Important Ways to Safeguard Protected Health Information
HIPAA demands that all Covered-Entities (CEs) implement the necessary physical, administrative and technical controls to safeguard Protected Health Information. Healthcare organizations must ensure that all of the necessary controls are in place to reduce the potential for a data breach in order not to fall afoul of HIPAA Rules.
Safeguard Protected Health Information by Addressing All Security Vulnerabilities
In order to address security vulnerabilities, a CE must first determine what they are and where they exist. The only way to ensure that all potential security vulnerabilities are identified, is to conduct a thorough risk assessment. Any person, machine, or process requiring access to PHI – or in the case of computer software; that has potential to touch PHI – must be assessed for security risks.
It is important to be thorough, but also realistic. A risk assessment will no doubt highlight many potential security vulnerabilities. These need to be analyzed and assessed, and ranked according to risk. Efforts to address the vulnerabilities and safeguard protected health information can then be concentrated on the most pressing security issues.

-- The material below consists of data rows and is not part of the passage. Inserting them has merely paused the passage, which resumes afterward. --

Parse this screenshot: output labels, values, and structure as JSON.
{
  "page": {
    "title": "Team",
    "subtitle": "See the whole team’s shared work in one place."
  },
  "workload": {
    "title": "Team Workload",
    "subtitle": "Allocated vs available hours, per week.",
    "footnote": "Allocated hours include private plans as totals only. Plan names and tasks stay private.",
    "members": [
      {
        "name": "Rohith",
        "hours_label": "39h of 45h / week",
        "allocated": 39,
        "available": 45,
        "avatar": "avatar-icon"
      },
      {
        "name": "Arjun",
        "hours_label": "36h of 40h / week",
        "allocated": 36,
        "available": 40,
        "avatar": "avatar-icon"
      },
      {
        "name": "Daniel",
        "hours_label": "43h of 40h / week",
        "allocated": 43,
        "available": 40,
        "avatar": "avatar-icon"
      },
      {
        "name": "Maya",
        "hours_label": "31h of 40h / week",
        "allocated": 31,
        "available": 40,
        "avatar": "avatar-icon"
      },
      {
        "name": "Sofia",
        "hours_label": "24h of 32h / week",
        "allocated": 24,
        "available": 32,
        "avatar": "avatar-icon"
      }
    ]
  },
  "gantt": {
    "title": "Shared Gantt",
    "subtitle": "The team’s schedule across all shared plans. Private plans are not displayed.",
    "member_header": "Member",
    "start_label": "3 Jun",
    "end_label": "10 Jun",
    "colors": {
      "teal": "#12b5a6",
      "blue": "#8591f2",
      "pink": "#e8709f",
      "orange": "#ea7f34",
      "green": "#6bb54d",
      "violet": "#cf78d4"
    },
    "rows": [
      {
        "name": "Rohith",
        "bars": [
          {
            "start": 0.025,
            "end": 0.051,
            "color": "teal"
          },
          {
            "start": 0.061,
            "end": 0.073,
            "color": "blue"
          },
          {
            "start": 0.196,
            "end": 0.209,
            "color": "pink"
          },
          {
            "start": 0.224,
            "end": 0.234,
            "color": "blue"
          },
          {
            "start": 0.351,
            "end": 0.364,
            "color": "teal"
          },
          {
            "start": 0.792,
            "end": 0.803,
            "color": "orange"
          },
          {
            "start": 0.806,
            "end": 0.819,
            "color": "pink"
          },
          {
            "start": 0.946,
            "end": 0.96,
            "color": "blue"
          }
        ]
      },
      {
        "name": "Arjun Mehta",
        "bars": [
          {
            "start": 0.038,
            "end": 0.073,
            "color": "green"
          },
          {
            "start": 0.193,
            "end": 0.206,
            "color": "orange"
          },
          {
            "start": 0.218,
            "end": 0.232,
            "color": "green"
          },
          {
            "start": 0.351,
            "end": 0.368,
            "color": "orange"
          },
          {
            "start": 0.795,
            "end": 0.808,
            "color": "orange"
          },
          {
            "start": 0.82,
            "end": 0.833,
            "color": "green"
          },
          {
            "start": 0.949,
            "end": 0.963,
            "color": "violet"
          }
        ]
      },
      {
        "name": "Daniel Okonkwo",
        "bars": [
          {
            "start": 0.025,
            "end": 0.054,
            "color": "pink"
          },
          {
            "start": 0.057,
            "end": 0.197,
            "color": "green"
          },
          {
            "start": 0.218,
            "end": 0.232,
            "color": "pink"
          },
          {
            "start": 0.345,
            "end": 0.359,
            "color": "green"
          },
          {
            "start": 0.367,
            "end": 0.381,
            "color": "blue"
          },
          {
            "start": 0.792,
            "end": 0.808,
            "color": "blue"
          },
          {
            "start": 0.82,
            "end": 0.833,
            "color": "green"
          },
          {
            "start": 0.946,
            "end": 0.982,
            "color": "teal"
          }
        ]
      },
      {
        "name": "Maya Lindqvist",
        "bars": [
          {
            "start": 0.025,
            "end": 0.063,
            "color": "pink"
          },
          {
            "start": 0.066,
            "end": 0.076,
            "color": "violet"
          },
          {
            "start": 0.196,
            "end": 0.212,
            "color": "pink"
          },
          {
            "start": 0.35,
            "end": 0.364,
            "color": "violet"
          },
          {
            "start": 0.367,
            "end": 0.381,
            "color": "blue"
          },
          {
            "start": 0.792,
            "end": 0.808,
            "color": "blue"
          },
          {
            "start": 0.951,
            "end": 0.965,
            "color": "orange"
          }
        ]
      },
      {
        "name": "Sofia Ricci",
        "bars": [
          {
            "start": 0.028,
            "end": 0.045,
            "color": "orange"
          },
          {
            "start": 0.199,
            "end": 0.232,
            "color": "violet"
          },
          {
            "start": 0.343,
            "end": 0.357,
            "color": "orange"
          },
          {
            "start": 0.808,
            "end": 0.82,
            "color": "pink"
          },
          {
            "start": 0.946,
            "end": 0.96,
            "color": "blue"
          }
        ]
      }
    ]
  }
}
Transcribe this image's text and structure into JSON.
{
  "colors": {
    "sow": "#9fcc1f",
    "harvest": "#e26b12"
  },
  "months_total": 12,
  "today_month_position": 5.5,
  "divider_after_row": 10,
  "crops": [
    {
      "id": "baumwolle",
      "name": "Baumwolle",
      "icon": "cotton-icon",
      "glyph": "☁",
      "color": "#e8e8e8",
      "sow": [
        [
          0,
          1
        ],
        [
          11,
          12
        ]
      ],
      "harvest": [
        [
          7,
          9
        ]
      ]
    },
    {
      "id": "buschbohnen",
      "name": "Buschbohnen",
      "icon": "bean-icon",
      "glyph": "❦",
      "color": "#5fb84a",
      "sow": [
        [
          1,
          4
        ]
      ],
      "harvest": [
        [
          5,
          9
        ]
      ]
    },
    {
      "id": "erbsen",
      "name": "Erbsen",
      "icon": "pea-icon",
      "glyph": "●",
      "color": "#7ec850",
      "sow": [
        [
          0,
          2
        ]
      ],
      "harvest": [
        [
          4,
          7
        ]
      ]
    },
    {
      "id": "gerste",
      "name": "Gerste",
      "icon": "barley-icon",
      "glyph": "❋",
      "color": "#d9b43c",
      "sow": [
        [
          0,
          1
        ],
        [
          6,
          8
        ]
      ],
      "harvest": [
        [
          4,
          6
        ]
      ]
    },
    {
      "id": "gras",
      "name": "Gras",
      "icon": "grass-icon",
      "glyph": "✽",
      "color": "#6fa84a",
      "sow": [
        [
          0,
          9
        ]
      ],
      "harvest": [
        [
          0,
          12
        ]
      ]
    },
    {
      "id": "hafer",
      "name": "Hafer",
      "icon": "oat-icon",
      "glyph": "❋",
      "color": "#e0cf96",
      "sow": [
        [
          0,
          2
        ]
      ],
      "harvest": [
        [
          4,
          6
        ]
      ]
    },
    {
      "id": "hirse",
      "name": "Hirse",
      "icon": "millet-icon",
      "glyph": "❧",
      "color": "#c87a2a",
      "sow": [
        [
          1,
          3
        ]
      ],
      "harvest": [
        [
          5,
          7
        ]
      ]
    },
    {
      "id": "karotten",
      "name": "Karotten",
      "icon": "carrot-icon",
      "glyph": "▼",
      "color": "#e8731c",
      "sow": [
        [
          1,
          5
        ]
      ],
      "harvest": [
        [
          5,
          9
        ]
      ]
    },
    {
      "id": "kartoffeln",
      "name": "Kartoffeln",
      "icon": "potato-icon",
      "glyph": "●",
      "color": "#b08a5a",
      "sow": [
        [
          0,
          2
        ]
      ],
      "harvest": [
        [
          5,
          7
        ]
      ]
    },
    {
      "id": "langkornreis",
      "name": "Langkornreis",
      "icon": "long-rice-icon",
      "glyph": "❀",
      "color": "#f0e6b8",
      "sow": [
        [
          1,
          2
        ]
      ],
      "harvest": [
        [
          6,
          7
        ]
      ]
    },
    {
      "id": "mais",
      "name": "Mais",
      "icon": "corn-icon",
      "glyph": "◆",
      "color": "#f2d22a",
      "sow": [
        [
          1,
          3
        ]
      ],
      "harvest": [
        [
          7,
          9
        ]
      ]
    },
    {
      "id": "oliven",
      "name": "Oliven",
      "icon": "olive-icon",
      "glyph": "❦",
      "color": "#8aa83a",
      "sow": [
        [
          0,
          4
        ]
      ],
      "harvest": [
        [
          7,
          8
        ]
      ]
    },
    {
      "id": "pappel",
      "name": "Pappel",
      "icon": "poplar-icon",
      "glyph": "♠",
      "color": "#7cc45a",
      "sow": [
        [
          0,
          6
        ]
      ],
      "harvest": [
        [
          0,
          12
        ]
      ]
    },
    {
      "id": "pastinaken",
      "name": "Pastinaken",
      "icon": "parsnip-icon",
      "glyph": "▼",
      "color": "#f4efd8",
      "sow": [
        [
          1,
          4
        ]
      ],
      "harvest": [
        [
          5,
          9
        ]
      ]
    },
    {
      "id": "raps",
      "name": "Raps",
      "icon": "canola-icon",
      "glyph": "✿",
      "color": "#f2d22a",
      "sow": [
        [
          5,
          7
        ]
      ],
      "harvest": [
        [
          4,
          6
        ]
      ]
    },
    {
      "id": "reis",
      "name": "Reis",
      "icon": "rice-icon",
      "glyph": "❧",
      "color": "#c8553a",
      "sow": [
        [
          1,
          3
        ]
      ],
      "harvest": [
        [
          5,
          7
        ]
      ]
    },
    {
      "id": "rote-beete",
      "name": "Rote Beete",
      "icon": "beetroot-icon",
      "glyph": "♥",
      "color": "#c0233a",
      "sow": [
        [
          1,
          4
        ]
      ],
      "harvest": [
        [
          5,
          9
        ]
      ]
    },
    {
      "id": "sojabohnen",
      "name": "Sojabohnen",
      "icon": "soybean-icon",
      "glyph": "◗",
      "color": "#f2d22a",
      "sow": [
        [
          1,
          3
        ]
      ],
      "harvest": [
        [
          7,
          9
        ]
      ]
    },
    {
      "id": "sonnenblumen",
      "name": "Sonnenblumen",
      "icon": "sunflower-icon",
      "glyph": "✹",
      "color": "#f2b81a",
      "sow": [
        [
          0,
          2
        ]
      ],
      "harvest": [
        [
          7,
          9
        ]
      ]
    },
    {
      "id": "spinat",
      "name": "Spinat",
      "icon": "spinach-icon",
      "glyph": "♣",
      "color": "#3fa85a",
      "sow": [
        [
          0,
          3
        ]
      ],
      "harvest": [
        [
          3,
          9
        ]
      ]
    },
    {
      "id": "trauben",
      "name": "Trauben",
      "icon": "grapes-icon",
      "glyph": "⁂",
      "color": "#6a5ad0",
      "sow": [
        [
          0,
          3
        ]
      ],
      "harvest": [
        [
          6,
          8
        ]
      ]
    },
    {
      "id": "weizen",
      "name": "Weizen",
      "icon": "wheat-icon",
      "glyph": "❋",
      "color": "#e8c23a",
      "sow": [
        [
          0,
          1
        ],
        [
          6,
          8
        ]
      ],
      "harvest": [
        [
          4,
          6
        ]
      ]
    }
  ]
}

Consider employing an external certified security company to conduct a risk assessment. It is important that no stones are left unturned. Hackers will look for any vulnerability that they can exploit.
Business Associates are a Security Risk
A CE can implement all of the necessary controls to safeguard Protected Health Information, but oftentimes certain processes and procedures must be outsourced to specialist firms. Billing services, data management, cloud service providers, to name but a few, all need access to PHI. Any disclosure of information is a risk, which is why all vendors and BAs must be carefully assessed to ensure they are adhering to the same strict standards of data security as the CE.
The introduction of the HIPAA Omnibus Rule brought a number of changes to vendor relationships, and new requirements on CEs, their BAs and subcontractors. All must agree to safeguard protected health information before access to that information is permitted.
Some vendors may object to the new, stricter data security standards imposed by HIPAA; or may not believe they should be classed as a BA.
Any vendor is classed as BA under HIPAA if contact with PHI is required. If a Business Associate Agreement (BAA) will not be signed or cannot be obtained, there is an unacceptable risk of PHI exposure and a new vendor must therefore be found.
All Data Security Efforts Must Be Documented
Not only must all the risks to PHI integrity and confidentiality be assessed and addressed, all assessments, actions, decisions, procedures and processes must be fully documented. The Department of Health and Human Services’ Office for Civil Rights assesses compliance with HIPAA Rules, and its auditors and assessors need to see evidence of HIPAA in action.
CEs that are unable to provide proof that a risk assessment has taken place and show that security vulnerabilities have been identified and procedures put in place to address risks, are likely to receive a heavy financial penalty; even if all security risks have been identified and are in the process of being dealt with.